John Buys Comics: The New Look John Buys Comics

 In the wake of the near-death experience of not having a damn computer for two weeks I am retiring John Buys Comics, I think. It was conceived of when there were several people doing reviews on this site every week and the format that I set up for myself, loose as it was, was a bit too chore-like. And let me remind you: I grew up on a farm, where the word “chore” was taken literally, as in “pile up a cord of wood after school” or “shovel several times your weight in horse manure every day” and a young man can develop creative procrastination to a fine art.

So instead of writing a pocket review for every damn thing I read and saying the same damn thing over and over again, I’m going to pick out a few extraordinary or noteworthy or terrible books per week and give them the business. And maybe I’ll make up some semi-arbitrary categories to fill out, because I like doing that. Huzzah!

I might still call it John Buys Comics, but we'll all know it won't be the same.

Incredible Change-Bots Two (Top Shelf)

Why's It Here: Because it's the sequel to one of my favourite things. Also, the original comic is one of the most accessible books that I own - more people have read it just because it was lying around on my coffee table than have tried any of the many books that I occasionally feel the need to wax rhapsodic about in mixed company. There's just something about those slightly goofy-looking giant robots that immediately draws in basically anyone who has watched cartoons over the last twenty or so years.

The Non-Spoiler Summary: The Incredible Change-Bots return to Earth! Shootertron isn't dead! There are further political allusions!

The Very Best Thing About It: More face-time for Microwave, Popper and Soupy, my very favourite robots ever.

The Very Worst Thing About It: I can never shelve these books with the rest of my comics because they're so small - the other books end up bending over them and getting all weird looking. So they just kind of float around in a pile with all of the other odd-sized books until I maybe some day install a tiny shelf for them to have to themselves. 

Who Made It? Jeffery Brown, the scamp.

Closing Comments: Oh man I just found this trailer for the first book: check it out.
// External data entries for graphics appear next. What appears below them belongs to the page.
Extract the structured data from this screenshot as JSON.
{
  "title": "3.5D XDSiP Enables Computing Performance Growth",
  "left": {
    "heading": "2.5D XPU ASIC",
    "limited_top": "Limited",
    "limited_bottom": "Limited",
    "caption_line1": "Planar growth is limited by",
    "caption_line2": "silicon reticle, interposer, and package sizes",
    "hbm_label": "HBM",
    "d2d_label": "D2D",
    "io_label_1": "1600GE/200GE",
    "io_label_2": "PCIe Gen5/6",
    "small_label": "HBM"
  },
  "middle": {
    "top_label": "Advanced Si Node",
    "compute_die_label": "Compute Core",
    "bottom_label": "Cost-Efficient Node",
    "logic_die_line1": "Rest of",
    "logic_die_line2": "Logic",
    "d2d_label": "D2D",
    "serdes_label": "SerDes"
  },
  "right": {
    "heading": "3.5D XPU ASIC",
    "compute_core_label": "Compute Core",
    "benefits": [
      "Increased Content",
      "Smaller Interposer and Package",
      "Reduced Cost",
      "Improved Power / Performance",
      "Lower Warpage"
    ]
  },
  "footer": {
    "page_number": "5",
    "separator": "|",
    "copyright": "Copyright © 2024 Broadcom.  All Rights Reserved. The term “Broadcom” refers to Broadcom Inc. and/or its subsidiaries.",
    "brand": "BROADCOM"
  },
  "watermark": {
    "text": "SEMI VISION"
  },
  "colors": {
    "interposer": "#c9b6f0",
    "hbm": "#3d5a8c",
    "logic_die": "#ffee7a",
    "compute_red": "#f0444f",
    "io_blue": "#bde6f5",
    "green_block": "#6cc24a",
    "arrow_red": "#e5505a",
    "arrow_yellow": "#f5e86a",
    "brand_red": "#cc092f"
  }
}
Hellboy: Buster Oakley Gets His Wish (Dark Horse)

 

Why It's Here: Because I love Hellboy with all my little blackened heart, that's why. And furthermore, I love Hellboy one-and-done stories even more than that. Even more than the main storyline, the one-off stories convey the sense that Hellboy live in a complex and interesting world that we are only seeing a piece of. All of the monsters and zombies and - in this case - aliens have crazy back stories and motivations and so forth and we only get to see a little bit of the picture before Hellboy punches them to death. It appeals to the part of me that used to scour the library and used bookstores and so forth back in pre-internet days, piecing together bits of information on one topic or another. With more punching.

Non-Spoiler Summary: It's a Hellboy yarn featuring aliens.

The Very Best Thing About It: The flying pig. Unquestionably. 

The Very Worst Thing About It: That Mike Mignola didn't draw it? But that's just whining, because the fact is that every non-Mignola artist that has been working on these books for the last few hears has been doing a phenomenal job. And hell: there is absolutely no way that we would be seeing one to three books per month from the various Hellboy series if one guy were still doing everything, so I'll just shut my big mouth, I guess.

Who Made It? Mike Mignola did the writing and... Heck, it looks like Kevin Nowlan did everything else, including letters and presumably colouring, because there's no credit for that here. Now I'm even more embarrassed about wishing for Mignola art.

Closing Comments: Looks like Dave Stewart  did some colouring as well. Thanks, Dark Horse web site!

And that's that for this week because I also bought that enormous Usagi Yojimbo box set that came out last year with all of the Fantagraphics stuff in it and I want to get back to reading it in enormous, three-hour instalments.